Monday, October 29, 2012

Solid Advice For Tech Start-ups

Guy Kawasaki in Sunnyvale, California at the P...
Guy Kawasaki in Sunnyvale, California at the Plug & Play Center signing his book Reality Check (Photo credit: Wikipedia)
Cover of "Reality Check: The Irreverent G...
Cover via Amazon
As part of my continuing education in the world of venture capital, I’m reading Guy Kawasaki’s various works.  His Art of the Start is still widely referenced as a must-read for anyone in a start-up, and in particular anyone considering raising venture capital.  I’ve previously reviewed it here.  There is clearly some overlap in the content between Reality Check and Art of the Start..  Reality Check is larger and more fulsome, covering more aspects of starting and growing a business, while continuing to develop and update the topic of meeting, “beguiling” and working with venture capitalists and associated professionals.   Some of the content was previously included in his blog.  If you were a loyal follower of his blog, you might have already seen some of this material.
Kawasaki writes with a great sense of humor, much of which is self-deprecating.   Like his previous book, he frequently uses humor with light touches of sarcasm (“the Top 16 Lies Lawyers Tell”) to make his points.
Each chapter is much like a blog post:  it is likely to be a brief, a quick read, direct and to the point.   
Despite some overlap with his previous works, the new content makes this book clearly worth the price.  I would argue that the chapter on presentations alone is worth much more than the price of the book.  Like a stock that is valued less than the per share value of cash held by the company, this makes the rest of the book free –and there is plenty of valuable content in the rest.
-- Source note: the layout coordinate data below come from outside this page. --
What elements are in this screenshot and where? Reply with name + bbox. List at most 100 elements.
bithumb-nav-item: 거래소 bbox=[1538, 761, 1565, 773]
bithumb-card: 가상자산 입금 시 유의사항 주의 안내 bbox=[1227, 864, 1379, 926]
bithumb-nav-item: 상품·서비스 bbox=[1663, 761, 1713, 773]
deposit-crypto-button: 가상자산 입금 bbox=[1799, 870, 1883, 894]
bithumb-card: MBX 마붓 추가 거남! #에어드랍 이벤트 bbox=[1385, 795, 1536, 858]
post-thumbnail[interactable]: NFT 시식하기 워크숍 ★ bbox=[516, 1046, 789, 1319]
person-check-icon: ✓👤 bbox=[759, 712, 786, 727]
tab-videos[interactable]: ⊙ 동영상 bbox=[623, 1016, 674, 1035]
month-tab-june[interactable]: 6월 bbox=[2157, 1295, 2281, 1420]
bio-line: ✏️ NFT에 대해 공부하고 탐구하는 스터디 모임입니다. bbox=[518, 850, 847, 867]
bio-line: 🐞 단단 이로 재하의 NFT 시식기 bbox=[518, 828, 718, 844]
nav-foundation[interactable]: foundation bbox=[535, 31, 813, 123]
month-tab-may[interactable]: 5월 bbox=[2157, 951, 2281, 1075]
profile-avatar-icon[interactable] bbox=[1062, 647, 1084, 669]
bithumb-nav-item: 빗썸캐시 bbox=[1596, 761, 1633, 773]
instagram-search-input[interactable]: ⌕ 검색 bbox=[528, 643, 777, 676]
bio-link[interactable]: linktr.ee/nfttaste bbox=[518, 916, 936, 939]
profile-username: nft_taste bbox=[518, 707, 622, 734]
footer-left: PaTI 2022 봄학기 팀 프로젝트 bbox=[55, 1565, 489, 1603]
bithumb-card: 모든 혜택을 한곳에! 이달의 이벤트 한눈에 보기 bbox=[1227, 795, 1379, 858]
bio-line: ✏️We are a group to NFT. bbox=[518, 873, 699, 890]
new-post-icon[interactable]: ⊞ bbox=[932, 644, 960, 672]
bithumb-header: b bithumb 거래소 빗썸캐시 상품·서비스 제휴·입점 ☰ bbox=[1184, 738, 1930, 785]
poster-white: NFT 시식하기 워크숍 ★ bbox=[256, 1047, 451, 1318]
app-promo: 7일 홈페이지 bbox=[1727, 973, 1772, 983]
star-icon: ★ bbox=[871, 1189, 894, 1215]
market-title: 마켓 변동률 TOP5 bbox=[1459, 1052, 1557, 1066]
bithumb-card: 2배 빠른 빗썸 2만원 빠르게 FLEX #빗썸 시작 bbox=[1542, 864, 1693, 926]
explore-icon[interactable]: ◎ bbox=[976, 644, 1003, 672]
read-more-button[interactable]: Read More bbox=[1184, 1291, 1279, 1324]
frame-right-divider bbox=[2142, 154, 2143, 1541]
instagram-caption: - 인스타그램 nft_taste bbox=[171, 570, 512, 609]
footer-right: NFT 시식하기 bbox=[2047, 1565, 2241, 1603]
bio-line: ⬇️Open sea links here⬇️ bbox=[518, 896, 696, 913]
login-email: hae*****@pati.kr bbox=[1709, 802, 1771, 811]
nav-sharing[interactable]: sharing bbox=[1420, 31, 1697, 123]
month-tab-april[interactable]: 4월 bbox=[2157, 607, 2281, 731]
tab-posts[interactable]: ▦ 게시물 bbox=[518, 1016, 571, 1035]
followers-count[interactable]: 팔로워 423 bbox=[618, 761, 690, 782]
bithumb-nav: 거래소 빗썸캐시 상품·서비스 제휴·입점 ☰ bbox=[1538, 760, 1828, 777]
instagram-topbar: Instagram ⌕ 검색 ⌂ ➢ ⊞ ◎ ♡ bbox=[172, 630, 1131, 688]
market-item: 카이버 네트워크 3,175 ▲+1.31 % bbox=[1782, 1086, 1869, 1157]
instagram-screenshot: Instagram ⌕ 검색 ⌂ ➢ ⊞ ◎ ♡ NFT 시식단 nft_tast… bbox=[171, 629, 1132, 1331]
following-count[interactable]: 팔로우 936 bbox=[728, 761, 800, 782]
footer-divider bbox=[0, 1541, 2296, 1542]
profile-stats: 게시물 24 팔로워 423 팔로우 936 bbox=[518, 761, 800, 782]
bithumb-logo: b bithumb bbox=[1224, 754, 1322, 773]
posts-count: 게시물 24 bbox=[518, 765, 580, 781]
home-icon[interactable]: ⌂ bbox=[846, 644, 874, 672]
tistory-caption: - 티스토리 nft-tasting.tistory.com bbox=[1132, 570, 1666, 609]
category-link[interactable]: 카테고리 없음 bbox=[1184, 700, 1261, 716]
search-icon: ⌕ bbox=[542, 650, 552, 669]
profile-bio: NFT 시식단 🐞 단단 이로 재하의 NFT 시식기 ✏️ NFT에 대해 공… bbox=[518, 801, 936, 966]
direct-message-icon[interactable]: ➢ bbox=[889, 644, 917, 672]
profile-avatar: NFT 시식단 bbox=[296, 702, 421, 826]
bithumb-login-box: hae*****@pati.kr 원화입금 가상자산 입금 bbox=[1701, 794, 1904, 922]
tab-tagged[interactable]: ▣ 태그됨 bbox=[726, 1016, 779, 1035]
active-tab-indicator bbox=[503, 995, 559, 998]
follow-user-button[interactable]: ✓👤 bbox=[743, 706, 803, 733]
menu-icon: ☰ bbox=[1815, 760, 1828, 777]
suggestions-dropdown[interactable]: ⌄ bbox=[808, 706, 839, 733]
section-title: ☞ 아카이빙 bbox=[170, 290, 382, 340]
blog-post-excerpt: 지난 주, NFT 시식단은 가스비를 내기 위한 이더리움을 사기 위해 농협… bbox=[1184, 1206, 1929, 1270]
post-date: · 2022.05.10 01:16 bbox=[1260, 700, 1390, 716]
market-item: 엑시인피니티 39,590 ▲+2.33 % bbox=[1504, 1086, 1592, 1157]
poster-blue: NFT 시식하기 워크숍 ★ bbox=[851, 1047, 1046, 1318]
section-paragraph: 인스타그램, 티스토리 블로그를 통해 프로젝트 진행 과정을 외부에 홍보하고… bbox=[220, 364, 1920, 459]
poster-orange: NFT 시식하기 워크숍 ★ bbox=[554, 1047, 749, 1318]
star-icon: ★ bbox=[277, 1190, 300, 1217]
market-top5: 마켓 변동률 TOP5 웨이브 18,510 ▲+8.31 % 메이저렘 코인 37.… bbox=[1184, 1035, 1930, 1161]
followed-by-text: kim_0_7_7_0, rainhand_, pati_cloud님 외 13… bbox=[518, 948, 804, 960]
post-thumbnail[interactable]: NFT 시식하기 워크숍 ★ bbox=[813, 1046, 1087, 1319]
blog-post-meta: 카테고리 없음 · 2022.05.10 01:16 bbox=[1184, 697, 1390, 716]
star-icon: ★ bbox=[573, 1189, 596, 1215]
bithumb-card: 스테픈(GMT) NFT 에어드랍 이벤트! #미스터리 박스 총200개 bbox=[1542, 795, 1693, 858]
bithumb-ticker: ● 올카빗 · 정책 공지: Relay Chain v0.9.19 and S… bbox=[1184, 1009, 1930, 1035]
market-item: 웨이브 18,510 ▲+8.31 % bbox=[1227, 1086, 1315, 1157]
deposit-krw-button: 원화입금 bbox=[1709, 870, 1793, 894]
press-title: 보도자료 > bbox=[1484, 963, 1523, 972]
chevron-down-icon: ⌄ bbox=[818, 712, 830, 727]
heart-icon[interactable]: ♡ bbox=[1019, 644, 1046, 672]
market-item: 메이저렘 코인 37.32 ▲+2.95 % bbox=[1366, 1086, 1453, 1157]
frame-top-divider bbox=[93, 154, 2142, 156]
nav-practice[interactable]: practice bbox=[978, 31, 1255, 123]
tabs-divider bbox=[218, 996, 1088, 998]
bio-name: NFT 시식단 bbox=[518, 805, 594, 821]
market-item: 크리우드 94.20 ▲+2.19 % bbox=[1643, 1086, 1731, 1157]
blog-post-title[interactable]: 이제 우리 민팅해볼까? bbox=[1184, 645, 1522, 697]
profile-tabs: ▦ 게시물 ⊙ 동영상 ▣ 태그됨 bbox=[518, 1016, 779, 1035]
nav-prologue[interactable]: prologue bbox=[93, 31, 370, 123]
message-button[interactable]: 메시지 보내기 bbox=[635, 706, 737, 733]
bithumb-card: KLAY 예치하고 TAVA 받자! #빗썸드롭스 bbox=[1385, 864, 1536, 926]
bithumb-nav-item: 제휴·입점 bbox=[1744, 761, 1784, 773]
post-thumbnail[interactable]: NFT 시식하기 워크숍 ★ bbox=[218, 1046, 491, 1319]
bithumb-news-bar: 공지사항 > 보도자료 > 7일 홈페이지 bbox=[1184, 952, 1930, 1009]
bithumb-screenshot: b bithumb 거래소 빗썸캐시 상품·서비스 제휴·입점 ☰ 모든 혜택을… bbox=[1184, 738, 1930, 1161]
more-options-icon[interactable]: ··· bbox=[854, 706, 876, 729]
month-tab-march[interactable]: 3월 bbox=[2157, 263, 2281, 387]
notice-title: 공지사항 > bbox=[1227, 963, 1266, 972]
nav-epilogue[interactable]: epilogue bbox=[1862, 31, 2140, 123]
His broad coverage of tech-space start-ups includes chapters on recruiting, interviewing, laying- off, firing, building positive PR (including how to suck-up to bloggers), and how and when to “partner”.  (if you are considering opening, say, a jewelry store or a dry cleaners, there probably isn’t too much here for you – it really is aimed at tech businesses).
There is also some content for the recent grad about getting a job, and a little philosophy of life for all  us.
Since Mr. Kawasaki is a sought-after speaker, his point-of-view on public speaking, PowerPoint and story- telling has more credibility than most.  In addition to his informed view, he also strives to be a good guy, and encourages the readers to be good guys too.   He believes that nice guys do win.
Highly recommended if you are considering starting a tech business.